Two years later, she moved out on her own to Philadelphia, Pa., where she worked her way through college, eventually earning a B.S. in 1992, and soon after an advanced degree in social work from Widener University, located in the neighboring city of Chester. Then, after working as a social worker for almost ten years, she founded what was to grow into a major health care agency—most of the income from which she currently donates to her foundation, which she started in 2014.
“I know what it is like to be poor,” she explained. “And I also know what wisely spent money can do to help the poor. So I use much of the money God has allowed me to earn to transform victims into survivors.”
That philosophy was Ms. Ecton’s driving force throughout her entire journey, which after leaving Kuchingoro took her to villages that included Obodo Ahiara Mbaise, where she donated food and other vital supplies to a Catholic school for the deaf and speech impaired; to Ngor Okpala, where she assembled a team of engineers to install a running water system for hundreds of villagers who prior to that had to walk miles to gather water from a distant stream; and to Owerri, where she gave hundreds of pairs of shoes and hundreds of sets of school supplies to impoverished students attending a local primary school.
She also visited the village of Ntuoke, initiating a program to teach dozens of selected villagers how to farm, and thereby, she told me, giving them the knowledge to feed themselves and others in their village; and, just as importantly she added, encouraging them to visit neighboring villages to share their newly acquired knowledge of farming with others.
“It is like the old saying, ‘Give a man a fish to eat, and he feeds himself for one day,’” she said. “Teach him to fish, and he feeds himself for a lifetime.'” “However,” she added, “I would like to somewhat modify this adage: teach a man how to fish, and he feeds himself, his loved ones, and friends for a lifetime and, as a tremendous added benefit, teach him how to fish, and he will teach others how to accomplish the same.”
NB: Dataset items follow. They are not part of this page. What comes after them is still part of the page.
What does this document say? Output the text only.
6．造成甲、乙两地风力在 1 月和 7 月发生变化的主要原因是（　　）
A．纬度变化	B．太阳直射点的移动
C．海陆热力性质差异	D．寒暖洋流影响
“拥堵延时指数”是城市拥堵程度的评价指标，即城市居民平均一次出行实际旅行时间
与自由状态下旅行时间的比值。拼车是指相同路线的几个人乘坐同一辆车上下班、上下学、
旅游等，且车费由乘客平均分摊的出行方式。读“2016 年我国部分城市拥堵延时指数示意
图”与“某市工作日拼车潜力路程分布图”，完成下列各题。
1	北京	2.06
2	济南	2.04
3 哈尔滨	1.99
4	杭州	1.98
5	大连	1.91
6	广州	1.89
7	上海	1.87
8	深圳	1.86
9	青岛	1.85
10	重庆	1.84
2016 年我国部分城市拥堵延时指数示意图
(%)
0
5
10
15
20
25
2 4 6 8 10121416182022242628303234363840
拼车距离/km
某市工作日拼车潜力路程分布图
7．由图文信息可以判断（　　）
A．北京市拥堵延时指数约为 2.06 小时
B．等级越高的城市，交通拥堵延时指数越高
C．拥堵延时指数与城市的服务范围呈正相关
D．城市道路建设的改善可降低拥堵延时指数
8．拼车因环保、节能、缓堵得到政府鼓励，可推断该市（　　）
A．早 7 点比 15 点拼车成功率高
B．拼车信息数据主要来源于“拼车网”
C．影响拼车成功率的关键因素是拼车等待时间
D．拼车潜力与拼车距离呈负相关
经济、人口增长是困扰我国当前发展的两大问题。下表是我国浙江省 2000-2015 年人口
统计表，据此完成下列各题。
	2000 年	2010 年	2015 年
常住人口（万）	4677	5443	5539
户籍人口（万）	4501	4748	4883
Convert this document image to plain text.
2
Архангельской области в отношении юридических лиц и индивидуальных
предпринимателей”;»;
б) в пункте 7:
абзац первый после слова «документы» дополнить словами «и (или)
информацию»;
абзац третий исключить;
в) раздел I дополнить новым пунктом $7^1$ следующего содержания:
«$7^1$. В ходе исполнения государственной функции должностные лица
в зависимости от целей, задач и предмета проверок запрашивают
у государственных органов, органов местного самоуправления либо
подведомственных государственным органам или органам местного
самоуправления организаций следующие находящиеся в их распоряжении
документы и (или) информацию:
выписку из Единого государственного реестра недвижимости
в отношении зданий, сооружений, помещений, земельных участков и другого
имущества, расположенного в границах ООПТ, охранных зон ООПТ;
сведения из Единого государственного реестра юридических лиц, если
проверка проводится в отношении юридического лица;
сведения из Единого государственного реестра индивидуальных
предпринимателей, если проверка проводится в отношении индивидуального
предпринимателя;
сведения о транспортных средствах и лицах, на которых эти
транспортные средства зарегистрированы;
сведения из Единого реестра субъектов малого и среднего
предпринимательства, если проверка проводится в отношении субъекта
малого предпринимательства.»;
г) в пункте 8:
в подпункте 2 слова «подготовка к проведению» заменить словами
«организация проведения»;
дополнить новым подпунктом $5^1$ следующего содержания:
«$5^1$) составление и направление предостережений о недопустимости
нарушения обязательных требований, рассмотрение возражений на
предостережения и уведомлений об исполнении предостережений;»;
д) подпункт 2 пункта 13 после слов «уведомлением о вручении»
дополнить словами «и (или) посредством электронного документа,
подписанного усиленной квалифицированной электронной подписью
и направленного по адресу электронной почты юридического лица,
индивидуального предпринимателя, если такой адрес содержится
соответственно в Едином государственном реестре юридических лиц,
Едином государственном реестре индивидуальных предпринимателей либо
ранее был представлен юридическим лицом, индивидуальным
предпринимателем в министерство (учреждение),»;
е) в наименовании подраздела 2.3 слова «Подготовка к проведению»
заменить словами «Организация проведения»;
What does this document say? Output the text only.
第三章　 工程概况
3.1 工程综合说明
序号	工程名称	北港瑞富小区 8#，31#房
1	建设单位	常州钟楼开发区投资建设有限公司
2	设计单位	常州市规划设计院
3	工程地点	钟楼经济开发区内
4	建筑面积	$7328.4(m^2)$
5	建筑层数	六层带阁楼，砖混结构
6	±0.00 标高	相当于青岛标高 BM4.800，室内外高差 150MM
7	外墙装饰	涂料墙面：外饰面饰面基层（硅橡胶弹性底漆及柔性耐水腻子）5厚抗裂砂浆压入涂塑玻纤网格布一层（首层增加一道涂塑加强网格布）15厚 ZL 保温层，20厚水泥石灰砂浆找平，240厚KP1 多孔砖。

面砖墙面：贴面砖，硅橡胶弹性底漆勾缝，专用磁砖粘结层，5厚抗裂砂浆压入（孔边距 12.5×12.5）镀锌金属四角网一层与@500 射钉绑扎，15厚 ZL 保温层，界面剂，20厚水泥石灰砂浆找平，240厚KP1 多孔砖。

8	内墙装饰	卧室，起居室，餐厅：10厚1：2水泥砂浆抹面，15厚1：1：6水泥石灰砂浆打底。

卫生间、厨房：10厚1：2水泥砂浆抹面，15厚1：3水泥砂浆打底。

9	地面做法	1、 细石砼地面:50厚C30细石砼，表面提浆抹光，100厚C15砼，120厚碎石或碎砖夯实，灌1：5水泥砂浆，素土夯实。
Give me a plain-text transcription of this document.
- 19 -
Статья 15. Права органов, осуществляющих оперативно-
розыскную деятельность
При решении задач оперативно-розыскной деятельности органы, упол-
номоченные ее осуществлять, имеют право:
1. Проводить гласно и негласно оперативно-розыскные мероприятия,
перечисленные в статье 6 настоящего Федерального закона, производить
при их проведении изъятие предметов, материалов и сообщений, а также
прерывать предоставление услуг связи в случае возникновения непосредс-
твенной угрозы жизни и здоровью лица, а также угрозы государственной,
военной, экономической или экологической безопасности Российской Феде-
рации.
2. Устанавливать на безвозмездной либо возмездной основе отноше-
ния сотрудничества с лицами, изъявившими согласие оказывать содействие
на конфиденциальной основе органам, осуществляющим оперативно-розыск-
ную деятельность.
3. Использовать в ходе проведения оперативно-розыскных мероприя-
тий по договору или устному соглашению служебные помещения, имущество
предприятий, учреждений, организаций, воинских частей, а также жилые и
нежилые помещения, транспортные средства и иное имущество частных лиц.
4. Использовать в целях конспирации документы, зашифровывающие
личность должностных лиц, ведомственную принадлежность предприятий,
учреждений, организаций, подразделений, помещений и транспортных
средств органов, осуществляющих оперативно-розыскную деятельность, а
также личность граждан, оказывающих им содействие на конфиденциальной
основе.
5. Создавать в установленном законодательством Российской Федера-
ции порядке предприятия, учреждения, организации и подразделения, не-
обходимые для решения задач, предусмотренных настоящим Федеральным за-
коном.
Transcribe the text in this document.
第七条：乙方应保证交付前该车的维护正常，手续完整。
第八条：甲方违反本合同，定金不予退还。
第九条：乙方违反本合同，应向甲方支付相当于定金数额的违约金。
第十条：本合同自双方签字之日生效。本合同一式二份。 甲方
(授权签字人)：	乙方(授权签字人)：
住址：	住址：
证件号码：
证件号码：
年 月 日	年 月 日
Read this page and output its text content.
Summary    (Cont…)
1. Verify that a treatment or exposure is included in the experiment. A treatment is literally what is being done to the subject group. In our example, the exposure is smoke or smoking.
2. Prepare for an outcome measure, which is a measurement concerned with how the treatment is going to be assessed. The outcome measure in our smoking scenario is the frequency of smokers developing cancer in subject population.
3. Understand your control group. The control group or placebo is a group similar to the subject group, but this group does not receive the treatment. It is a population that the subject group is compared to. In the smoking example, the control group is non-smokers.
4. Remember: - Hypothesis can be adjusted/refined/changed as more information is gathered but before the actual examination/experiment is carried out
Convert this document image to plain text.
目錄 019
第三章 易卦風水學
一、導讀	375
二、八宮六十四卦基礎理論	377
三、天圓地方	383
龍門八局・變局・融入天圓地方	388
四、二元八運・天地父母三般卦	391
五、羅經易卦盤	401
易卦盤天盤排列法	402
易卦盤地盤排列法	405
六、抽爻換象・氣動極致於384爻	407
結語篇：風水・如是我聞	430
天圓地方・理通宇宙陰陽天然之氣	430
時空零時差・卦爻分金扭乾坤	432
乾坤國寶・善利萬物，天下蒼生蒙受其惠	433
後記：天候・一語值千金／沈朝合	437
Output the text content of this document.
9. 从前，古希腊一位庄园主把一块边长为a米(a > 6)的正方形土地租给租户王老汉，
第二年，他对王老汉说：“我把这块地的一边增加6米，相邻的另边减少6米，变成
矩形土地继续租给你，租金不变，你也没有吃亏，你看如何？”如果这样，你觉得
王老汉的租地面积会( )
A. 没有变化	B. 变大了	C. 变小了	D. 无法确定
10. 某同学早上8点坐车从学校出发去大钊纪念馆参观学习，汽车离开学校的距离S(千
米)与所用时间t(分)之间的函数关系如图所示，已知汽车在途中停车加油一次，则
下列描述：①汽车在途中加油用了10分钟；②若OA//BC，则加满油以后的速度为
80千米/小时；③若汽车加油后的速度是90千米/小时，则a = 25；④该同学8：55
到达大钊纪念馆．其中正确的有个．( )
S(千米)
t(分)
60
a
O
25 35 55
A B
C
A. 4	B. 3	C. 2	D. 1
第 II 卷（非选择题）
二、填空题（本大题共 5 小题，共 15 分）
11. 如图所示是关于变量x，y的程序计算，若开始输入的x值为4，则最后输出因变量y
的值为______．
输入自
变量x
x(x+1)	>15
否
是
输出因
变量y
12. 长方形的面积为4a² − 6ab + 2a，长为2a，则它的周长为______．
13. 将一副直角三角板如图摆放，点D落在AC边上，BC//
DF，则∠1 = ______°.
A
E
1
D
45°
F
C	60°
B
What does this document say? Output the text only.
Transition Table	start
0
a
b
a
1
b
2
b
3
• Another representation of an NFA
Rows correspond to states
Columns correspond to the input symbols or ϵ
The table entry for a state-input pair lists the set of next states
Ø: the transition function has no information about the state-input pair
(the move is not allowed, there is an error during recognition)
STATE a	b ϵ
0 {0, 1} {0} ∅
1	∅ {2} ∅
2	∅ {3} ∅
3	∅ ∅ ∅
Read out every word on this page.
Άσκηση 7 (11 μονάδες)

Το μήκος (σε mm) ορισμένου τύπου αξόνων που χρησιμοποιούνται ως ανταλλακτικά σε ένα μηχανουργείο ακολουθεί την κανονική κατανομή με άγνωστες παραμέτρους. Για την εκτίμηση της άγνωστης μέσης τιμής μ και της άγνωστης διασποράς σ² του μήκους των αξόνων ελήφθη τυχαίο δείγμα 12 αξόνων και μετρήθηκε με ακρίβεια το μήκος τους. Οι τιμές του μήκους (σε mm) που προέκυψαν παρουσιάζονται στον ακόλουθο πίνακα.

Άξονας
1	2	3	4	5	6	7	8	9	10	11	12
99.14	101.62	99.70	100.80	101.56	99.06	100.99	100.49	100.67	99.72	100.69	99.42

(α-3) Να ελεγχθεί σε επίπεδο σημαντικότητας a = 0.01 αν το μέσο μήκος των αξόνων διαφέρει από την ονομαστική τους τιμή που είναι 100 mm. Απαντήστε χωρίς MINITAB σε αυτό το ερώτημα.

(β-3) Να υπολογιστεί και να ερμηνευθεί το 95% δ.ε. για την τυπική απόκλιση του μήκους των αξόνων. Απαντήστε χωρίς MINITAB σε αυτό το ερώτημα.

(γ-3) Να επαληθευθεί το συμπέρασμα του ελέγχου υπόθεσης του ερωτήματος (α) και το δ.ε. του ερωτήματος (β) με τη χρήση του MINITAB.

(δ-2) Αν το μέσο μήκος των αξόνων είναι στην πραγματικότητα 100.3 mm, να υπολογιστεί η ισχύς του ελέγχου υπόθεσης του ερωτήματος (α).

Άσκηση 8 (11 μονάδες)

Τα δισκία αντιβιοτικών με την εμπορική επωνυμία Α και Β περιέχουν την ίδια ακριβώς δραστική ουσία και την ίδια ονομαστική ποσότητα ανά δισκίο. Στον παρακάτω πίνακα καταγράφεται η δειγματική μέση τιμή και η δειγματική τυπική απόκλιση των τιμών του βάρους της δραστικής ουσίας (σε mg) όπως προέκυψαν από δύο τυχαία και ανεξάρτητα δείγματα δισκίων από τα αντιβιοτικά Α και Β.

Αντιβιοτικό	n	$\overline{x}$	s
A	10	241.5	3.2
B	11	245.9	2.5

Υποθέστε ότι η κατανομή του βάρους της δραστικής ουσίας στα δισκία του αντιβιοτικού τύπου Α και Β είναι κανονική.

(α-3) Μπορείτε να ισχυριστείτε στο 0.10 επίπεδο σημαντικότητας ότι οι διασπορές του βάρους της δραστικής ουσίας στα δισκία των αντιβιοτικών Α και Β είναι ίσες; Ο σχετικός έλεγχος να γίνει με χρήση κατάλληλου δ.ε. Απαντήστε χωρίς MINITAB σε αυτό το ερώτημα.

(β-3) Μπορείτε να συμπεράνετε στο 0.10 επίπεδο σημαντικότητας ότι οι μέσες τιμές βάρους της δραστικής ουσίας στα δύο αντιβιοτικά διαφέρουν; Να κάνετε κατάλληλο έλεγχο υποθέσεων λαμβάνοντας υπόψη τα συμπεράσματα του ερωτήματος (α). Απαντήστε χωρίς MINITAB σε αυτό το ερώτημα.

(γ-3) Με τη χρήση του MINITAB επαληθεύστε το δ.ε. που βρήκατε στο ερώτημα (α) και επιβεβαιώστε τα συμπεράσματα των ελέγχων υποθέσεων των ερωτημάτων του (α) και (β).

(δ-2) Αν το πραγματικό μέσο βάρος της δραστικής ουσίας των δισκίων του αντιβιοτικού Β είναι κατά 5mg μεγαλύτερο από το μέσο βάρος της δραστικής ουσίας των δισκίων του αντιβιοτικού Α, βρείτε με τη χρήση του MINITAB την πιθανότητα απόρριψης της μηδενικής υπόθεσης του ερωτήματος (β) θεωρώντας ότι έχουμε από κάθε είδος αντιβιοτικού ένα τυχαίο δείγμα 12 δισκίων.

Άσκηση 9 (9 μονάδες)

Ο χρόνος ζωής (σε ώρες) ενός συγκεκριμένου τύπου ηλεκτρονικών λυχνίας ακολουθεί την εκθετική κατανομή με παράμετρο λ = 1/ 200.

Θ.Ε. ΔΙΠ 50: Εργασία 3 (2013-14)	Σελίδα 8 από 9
As she further reflected on her mission to Nigeria, Ms. Ecton, the mother of three young adult children, told me she realizes how much it means to her to be able to help others. “It is a great feeling to be in a position to help people in need as we were able to do throughout our trip. And all along the way as we met people who needed our love and support.
“We tried to abide by the words of Mother Theresa who once said, ‘Spread love everywhere you go. Let no one ever leave you without feeling happier.’ So the work of our foundation will never end until every man, woman, and child that is in need can become safe, well fed, healthy, and happy.”
At times while she spoke, I thought of the adage, “Some people live to work, and others work to live.” Ms. Ecton, whose foundation has come to the assistance of people in need in other countries, including Chile, the Dominican Republic, and Uruguay, does not fit into either of those two categories. Rather, it seems, she works so other people can live.